The graduate of Temple University has covered major news events like local Ferguson and Baltimore protests, photographed and produced digital fashion features and opinion pieces that speak to millennials.

Ballin’s work led her to being named the 2017 National Black Journalists Association (NABJ) Journalist of the Year (online) and a Caribbean American Thirty Under 30 Emerging Leader. She netted the NABJ Award for Best Features Series in 2017 for her project exploring the importance of a comprehensive Black history education, through a collection of essays.

How do you feel about being nominated? This nomination is very special to me. I’m very passionate about unifying the African diaspora, so to be nominated as a change agent by a magazine that celebrates the entire diaspora is an amazing feeling!

What is your inspiration to accomplishing so much so young? My family is from Jamaica and from a very early age I was able to witness their work ethic and ambition up close. I had no choice but to work just as hard. In my house, we weren’t allowed to say we were bored; my mom would say there’s always something to do. She was and is right. To this day, there’s always something that needs to be done, innovated or changed. Due to this, I’m always moving and planning. I’m inspired by our stories — the stories of Black people across the globe. We’ve contributed so much to the world, past and present. My goal is to create a future where the world knows that too.

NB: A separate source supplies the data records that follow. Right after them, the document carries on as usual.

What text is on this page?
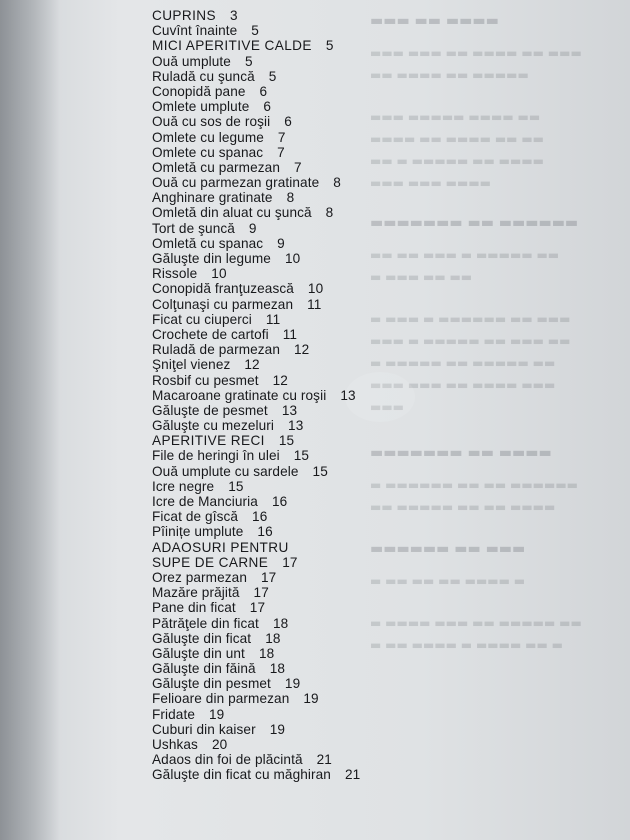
▬▬▬ ▬▬ ▬▬▬▬
▬▬▬ ▬▬▬ ▬▬ ▬▬▬▬ ▬▬ ▬▬▬
▬▬ ▬▬▬▬ ▬▬ ▬▬▬▬▬
▬▬▬ ▬▬▬▬▬ ▬▬▬▬ ▬▬
▬▬▬▬ ▬▬ ▬▬▬▬ ▬▬ ▬▬
▬▬ ▬ ▬▬▬▬▬ ▬▬ ▬▬▬▬
▬▬▬ ▬▬▬ ▬▬▬▬
▬▬▬▬▬▬▬ ▬▬ ▬▬▬▬▬▬
▬▬ ▬▬ ▬▬▬ ▬ ▬▬▬▬▬ ▬▬
▬ ▬▬▬ ▬▬ ▬▬
▬ ▬▬▬ ▬ ▬▬▬▬▬▬ ▬▬ ▬▬▬
▬▬▬ ▬ ▬▬▬▬▬ ▬▬ ▬▬▬ ▬▬
▬ ▬▬▬▬▬ ▬▬ ▬▬▬▬▬ ▬▬
▬▬▬ ▬▬▬ ▬▬ ▬▬▬▬ ▬▬▬
▬▬▬
▬▬▬▬▬▬▬ ▬▬ ▬▬▬▬
▬ ▬▬▬▬▬▬ ▬▬ ▬▬ ▬▬▬▬▬▬
▬▬ ▬▬▬▬▬ ▬▬ ▬▬ ▬▬▬▬
▬▬▬▬▬▬ ▬▬ ▬▬▬
▬ ▬▬ ▬▬ ▬▬ ▬▬▬▬ ▬
▬ ▬▬▬▬ ▬▬▬ ▬▬ ▬▬▬▬▬ ▬▬
▬ ▬▬ ▬▬▬▬ ▬ ▬▬▬▬ ▬▬ ▬
CUPRINS 3
Cuvînt înainte 5
MICI APERITIVE CALDE 5
Ouă umplute 5
Ruladă cu şuncă 5
Conopidă pane 6
Omlete umplute 6
Ouă cu sos de roşii 6
Omlete cu legume 7
Omlete cu spanac 7
Omletă cu parmezan 7
Ouă cu parmezan gratinate 8
Anghinare gratinate 8
Omletă din aluat cu şuncă 8
Tort de şuncă 9
Omletă cu spanac 9
Găluşte din legume 10
Rissole 10
Conopidă franţuzească 10
Colţunaşi cu parmezan 11
Ficat cu ciuperci 11
Crochete de cartofi 11
Ruladă de parmezan 12
Şniţel vienez 12
Rosbif cu pesmet 12
Macaroane gratinate cu roşii 13
Găluşte de pesmet 13
Găluşte cu mezeluri 13
APERITIVE RECI 15
File de heringi în ulei 15
Ouă umplute cu sardele 15
Icre negre 15
Icre de Manciuria 16
Ficat de gîscă 16
Pîinițe umplute 16
ADAOSURI PENTRU
SUPE DE CARNE 17
Orez parmezan 17
Mazăre prăjită 17
Pane din ficat 17
Pătrăţele din ficat 18
Găluşte din ficat 18
Găluşte din unt 18
Găluşte din făină 18
Găluşte din pesmet 19
Felioare din parmezan 19
Fridate 19
Cuburi din kaiser 19
Ushkas 20
Adaos din foi de plăcintă 21
Găluşte din ficat cu măghiran 21
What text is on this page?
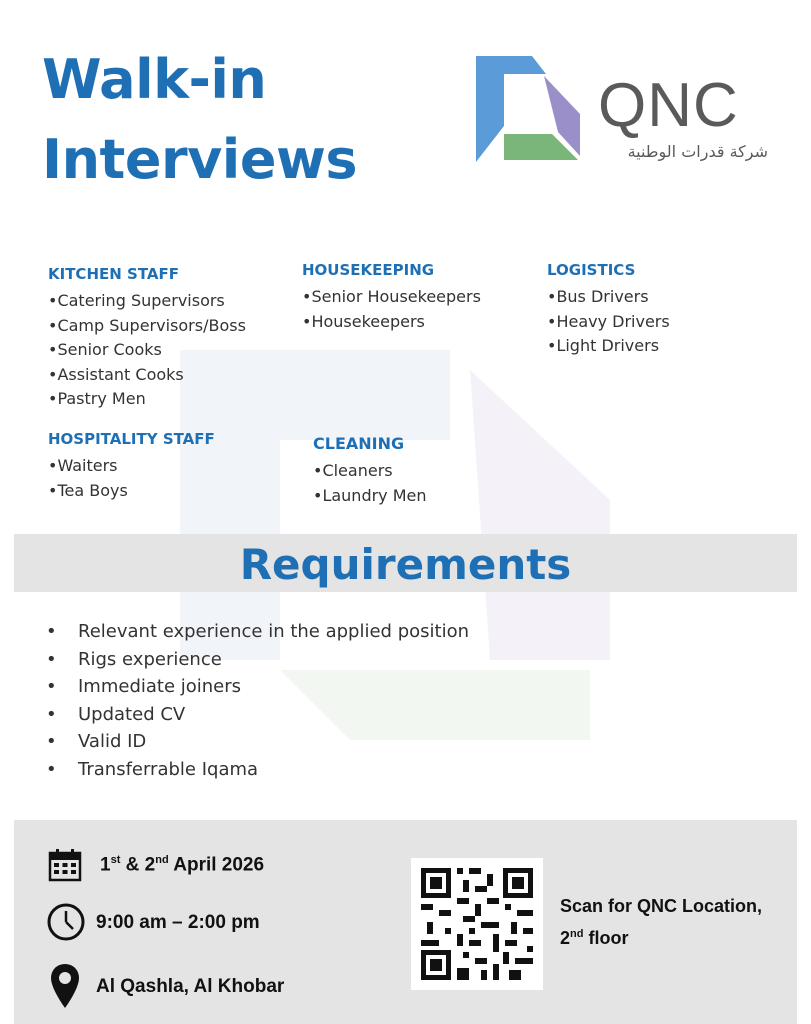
Walk-in
Interviews
QNC
شركة قدرات الوطنية
KITCHEN STAFF
•Catering Supervisors
•Camp Supervisors/Boss
•Senior Cooks
•Assistant Cooks
•Pastry Men
HOUSEKEEPING
•Senior Housekeepers
•Housekeepers
LOGISTICS
•Bus Drivers
•Heavy Drivers
•Light Drivers
HOSPITALITY STAFF
•Waiters
•Tea Boys
CLEANING
•Cleaners
•Laundry Men
Requirements
• Relevant experience in the applied position
• Rigs experience
• Immediate joiners
• Updated CV
• Valid ID
• Transferrable Iqama
1st & 2nd April 2026
9:00 am – 2:00 pm
Al Qashla, Al Khobar
Scan for QNC Location,
2nd floor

What are some of the things you are currently engaged in? I am a journalist, formerly for the Philadelphia Inquirer/The Philadelphia Daily News/ I’m producing a project called Black History Untold. It’s an identity series that explores the power of a comprehensive Black history education through personal essays. I’m also the creator of The Electric Lady Series, a collective dedicated to celebrating all interpretations of womanhood, especially women of color. I plan with my team throughout the year.

What are your plans for the future? In the future, I see myself telling stories in different mediums: writing, photography, documentaries, poetry, short film, feature films.

What does being part of the diaspora mean to you? I love being Black Being Caribbean … Being African. Our culture, in its entirety no matter where we are, is vibrant. I feel like I’m a part of this brilliant, beautiful, prideful network of people who have managed to excel and find joy even when the world dictates otherwise. We’re relentlessly beautiful.